BODYBUILDING WORKOUT PROGRAM
TRAIN EACH BODY PART ONCE PER WEEK
In competitive bodybuilding circles, training each body part once per week is far more common than not. Even those who don’t train each body part once every seven days tend to train each about every five days.
DO 3-4 EXERCISES PER BODY PART
Doing 3-4 exercises allows enough variety each workout to ensure that the given muscle is stimulated in a variety of different ways, both with different exercises and with different rep schemes and rest intervals.
DO 3 WORK SETS PER EXERCISE
Do 3 sets per exercise excluding warm up set.
DO A POWER AND/OR STRENGTH MOVE FOR EACH BODY PART
The goal of a bodybuilding training program is to enhance your physique, not necessarily to be stronger or more powerful. However, training for power and strength should be a cornerstone of your bodybuilding training.
When you train for power, which is essentially being able to do more work in less time, your muscles develop an improved ability to recruit or activate more muscle fibers at one time (a.k.a. neuromuscular efficiency).
A great form of cardio is High Intensity Interval Training (HIIT). You do it in intervals and it should take about 15 to 20 minutes to complete. An example would be sprinting for 20 seconds then briskly walking for 40 seconds before repeating the desired number of times. Or you could try the exercise bike or the rowing machine.

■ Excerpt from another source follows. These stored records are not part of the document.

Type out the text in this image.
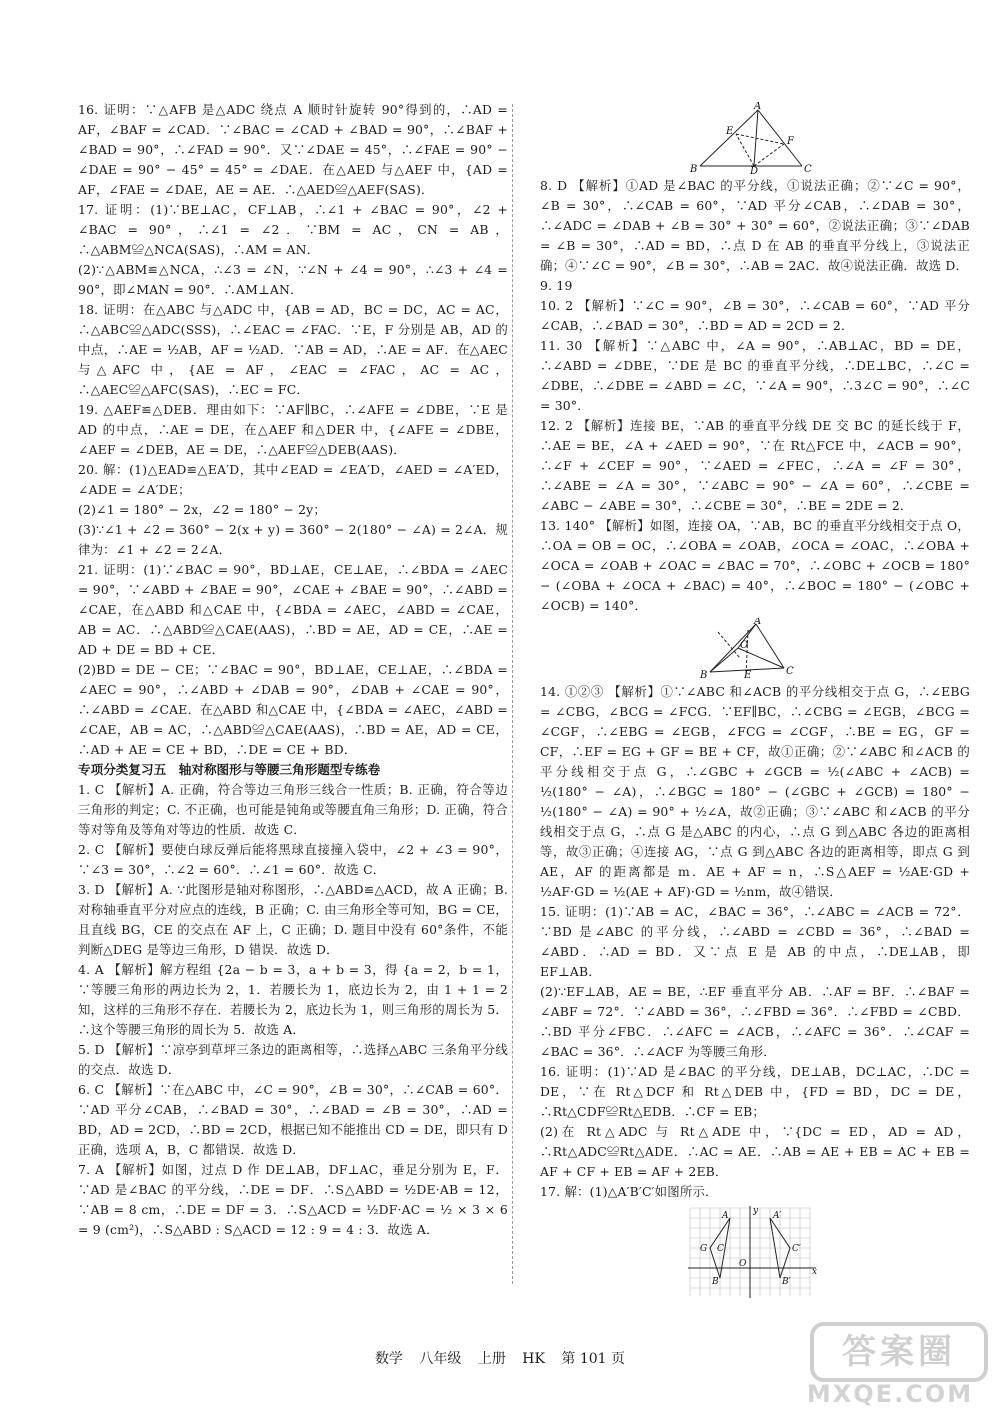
16. 证明：∵△AFB 是△ADC 绕点 A 顺时针旋转 90°得到的，∴AD = AF，∠BAF = ∠CAD．∵∠BAC = ∠CAD + ∠BAD = 90°，∴∠BAF + ∠BAD = 90°，∴∠FAD = 90°．又∵∠DAE = 45°，∴∠FAE = 90° − ∠DAE = 90° − 45° = 45° = ∠DAE．在△AED 与△AEF 中，{AD = AF，∠FAE = ∠DAE，AE = AE．∴△AED≌△AEF(SAS)．

17. 证明：(1)∵BE⊥AC，CF⊥AB，∴∠1 + ∠BAC = 90°，∠2 + ∠BAC = 90°，∴∠1 = ∠2．∵BM = AC，CN = AB，∴△ABM≌△NCA(SAS)，∴AM = AN．

(2)∵△ABM≌△NCA，∴∠3 = ∠N，∵∠N + ∠4 = 90°，∴∠3 + ∠4 = 90°，即∠MAN = 90°．∴AM⊥AN．

18. 证明：在△ABC 与△ADC 中，{AB = AD，BC = DC，AC = AC，∴△ABC≌△ADC(SSS)，∴∠EAC = ∠FAC．∵E，F 分别是 AB，AD 的中点，∴AE = ½AB，AF = ½AD．∵AB = AD，∴AE = AF．在△AEC 与△AFC 中，{AE = AF，∠EAC = ∠FAC，AC = AC，∴△AEC≌△AFC(SAS)，∴EC = FC．

19. △AEF≌△DEB．理由如下：∵AF∥BC，∴∠AFE = ∠DBE，∵E 是 AD 的中点，∴AE = DE，在△AEF 和△DER 中，{∠AFE = ∠DBE，∠AEF = ∠DEB，AE = DE，∴△AEF≌△DEB(AAS)．

20. 解：(1)△EAD≌△EA′D，其中∠EAD = ∠EA′D，∠AED = ∠A′ED，∠ADE = ∠A′DE；

(2)∠1 = 180° − 2x，∠2 = 180° − 2y；

(3)∵∠1 + ∠2 = 360° − 2(x + y) = 360° − 2(180° − ∠A) = 2∠A．规律为：∠1 + ∠2 = 2∠A．

21. 证明：(1)∵∠BAC = 90°，BD⊥AE，CE⊥AE，∴∠BDA = ∠AEC = 90°，∵∠ABD + ∠BAE = 90°，∠CAE + ∠BAE = 90°，∴∠ABD = ∠CAE，在△ABD 和△CAE 中，{∠BDA = ∠AEC，∠ABD = ∠CAE，AB = AC．∴△ABD≌△CAE(AAS)，∴BD = AE，AD = CE，∴AE = AD + DE = BD + CE．

(2)BD = DE − CE；∵∠BAC = 90°，BD⊥AE，CE⊥AE，∴∠BDA = ∠AEC = 90°，∴∠ABD + ∠DAB = 90°，∠DAB + ∠CAE = 90°，∴∠ABD = ∠CAE．在△ABD 和△CAE 中，{∠BDA = ∠AEC，∠ABD = ∠CAE，AB = AC，∴△ABD≌△CAE(AAS)，∴BD = AE，AD = CE，∴AD + AE = CE + BD，∴DE = CE + BD．

专项分类复习五　轴对称图形与等腰三角形题型专练卷

1. C 【解析】A. 正确，符合等边三角形三线合一性质；B. 正确，符合等边三角形的判定；C. 不正确，也可能是钝角或等腰直角三角形；D. 正确，符合等对等角及等角对等边的性质．故选 C．

2. C 【解析】要使白球反弹后能将黑球直接撞入袋中，∠2 + ∠3 = 90°，∵∠3 = 30°，∴∠2 = 60°．∴∠1 = 60°．故选 C．

3. D 【解析】A. ∵此图形是轴对称图形，∴△ABD≌△ACD，故 A 正确；B. 对称轴垂直平分对应点的连线，B 正确；C. 由三角形全等可知，BG = CE，且直线 BG，CE 的交点在 AF 上，C 正确；D. 题目中没有 60°条件，不能判断△DEG 是等边三角形，D 错误．故选 D．

4. A 【解析】解方程组 {2a − b = 3，a + b = 3，得 {a = 2，b = 1，∵等腰三角形的两边长为 2，1．若腰长为 1，底边长为 2，由 1 + 1 = 2 知，这样的三角形不存在．若腰长为 2，底边长为 1，则三角形的周长为 5．∴这个等腰三角形的周长为 5．故选 A．

5. D 【解析】∵凉亭到草坪三条边的距离相等，∴选择△ABC 三条角平分线的交点．故选 D．

6. C 【解析】∵在△ABC 中，∠C = 90°，∠B = 30°，∴∠CAB = 60°．∵AD 平分∠CAB，∴∠BAD = 30°，∴∠BAD = ∠B = 30°，∴AD = BD，AD = 2CD，∴BD = 2CD，根据已知不能推出 CD = DE，即只有 D 正确，选项 A，B，C 都错误．故选 D．

7. A 【解析】如图，过点 D 作 DE⊥AB，DF⊥AC，垂足分别为 E，F．∵AD 是∠BAC 的平分线，∴DE = DF．∴S△ABD = ½DE·AB = 12，∵AB = 8 cm，∴DE = DF = 3．∴S△ACD = ½DF·AC = ½ × 3 × 6 = 9 (cm²)，∴S△ABD : S△ACD = 12 : 9 = 4 : 3．故选 A．

A
E
F
B	D	C

8. D 【解析】①AD 是∠BAC 的平分线，①说法正确；②∵∠C = 90°，∠B = 30°，∴∠CAB = 60°，∵AD 平分∠CAB，∴∠DAB = 30°，∴∠ADC = ∠DAB + ∠B = 30° + 30° = 60°，②说法正确；③∵∠DAB = ∠B = 30°，∴AD = BD，∴点 D 在 AB 的垂直平分线上，③说法正确；④∵∠C = 90°，∠B = 30°，∴AB = 2AC．故④说法正确．故选 D．

9. 19

10. 2 【解析】∵∠C = 90°，∠B = 30°，∴∠CAB = 60°，∵AD 平分∠CAB，∴∠BAD = 30°，∴BD = AD = 2CD = 2．

11. 30 【解析】∵△ABC 中，∠A = 90°，∴AB⊥AC，BD = DE，∴∠ABD = ∠DBE，∵DE 是 BC 的垂直平分线，∴DE⊥BC，∴∠C = ∠DBE，∴∠DBE = ∠ABD = ∠C，∵∠A = 90°，∴3∠C = 90°，∴∠C = 30°．

12. 2 【解析】连接 BE，∵AB 的垂直平分线 DE 交 BC 的延长线于 F，∴AE = BE，∠A + ∠AED = 90°，∵在 Rt△FCE 中，∠ACB = 90°，∴∠F + ∠CEF = 90°，∵∠AED = ∠FEC，∴∠A = ∠F = 30°，∴∠ABE = ∠A = 30°，∵∠ABC = 90° − ∠A = 60°，∴∠CBE = ∠ABC − ∠ABE = 30°，∴∠CBE = 30°，∴BE = 2DE = 2．

13. 140° 【解析】如图，连接 OA，∵AB，BC 的垂直平分线相交于点 O，∴OA = OB = OC，∴∠OBA = ∠OAB，∠OCA = ∠OAC，∴∠OBA + ∠OCA = ∠OAB + ∠OAC = ∠BAC = 70°，∴∠OBC + ∠OCB = 180° − (∠OBA + ∠OCA + ∠BAC) = 40°，∴∠BOC = 180° − (∠OBC + ∠OCB) = 140°．

A
O
B	E	C

14. ①②③ 【解析】①∵∠ABC 和∠ACB 的平分线相交于点 G，∴∠EBG = ∠CBG，∠BCG = ∠FCG．∵EF∥BC，∴∠CBG = ∠EGB，∠BCG = ∠CGF，∴∠EBG = ∠EGB，∠FCG = ∠CGF，∴BE = EG，GF = CF，∴EF = EG + GF = BE + CF，故①正确；②∵∠ABC 和∠ACB 的平分线相交于点 G，∴∠GBC + ∠GCB = ½(∠ABC + ∠ACB) = ½(180° − ∠A)，∴∠BGC = 180° − (∠GBC + ∠GCB) = 180° − ½(180° − ∠A) = 90° + ½∠A，故②正确；③∵∠ABC 和∠ACB 的平分线相交于点 G，∴点 G 是△ABC 的内心，∴点 G 到△ABC 各边的距离相等，故③正确；④连接 AG，∵点 G 到△ABC 各边的距离相等，即点 G 到 AE，AF 的距离都是 m．AE + AF = n，∴S△AEF = ½AE·GD + ½AF·GD = ½(AE + AF)·GD = ½nm，故④错误．

15. 证明：(1)∵AB = AC，∠BAC = 36°，∴∠ABC = ∠ACB = 72°．∵BD 是∠ABC 的平分线，∴∠ABD = ∠CBD = 36°，∴∠BAD = ∠ABD．∴AD = BD．又∵点 E 是 AB 的中点，∴DE⊥AB，即 EF⊥AB．

(2)∵EF⊥AB，AE = BE，∴EF 垂直平分 AB．∴AF = BF．∴∠BAF = ∠ABF = 72°．∵∠ABD = 36°，∴∠FBD = 36°．∴∠FBD = ∠CBD．∴BD 平分∠FBC．∴∠AFC = ∠ACB，∴∠AFC = 36°．∴∠CAF = ∠BAC = 36°．∴∠ACF 为等腰三角形．

16. 证明：(1)∵AD 是∠BAC 的平分线，DE⊥AB，DC⊥AC，∴DC = DE，∵在 Rt△DCF 和 Rt△DEB 中，{FD = BD，DC = DE，∴Rt△CDF≌Rt△EDB．∴CF = EB；

(2)在 Rt△ADC 与 Rt△ADE 中，∵{DC = ED，AD = AD，∴Rt△ADC≌Rt△ADE．∴AC = AE．∴AB = AE + EB = AC + EB = AF + CF + EB = AF + 2EB．

17. 解：(1)△A′B′C′如图所示．

A	A′
G C	C′
O
B	B′
y
x
数学 八年级 上册 HK 第 101 页	答案圈
MXQE.COM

BEST CARDIO DURATION FOR FAT BURNING
Though they can be an excellent way to begin, generic cardio programs are eventually going to limit you. At first, if you tailor your cardio training, base it on your objectives, skill level, body type and metabolism. You have to observe your body’s reaction to your progress once you’ve started taking action. There’s no “best” duration or frequency to do cardio, except the amount it takes to get you the results you want.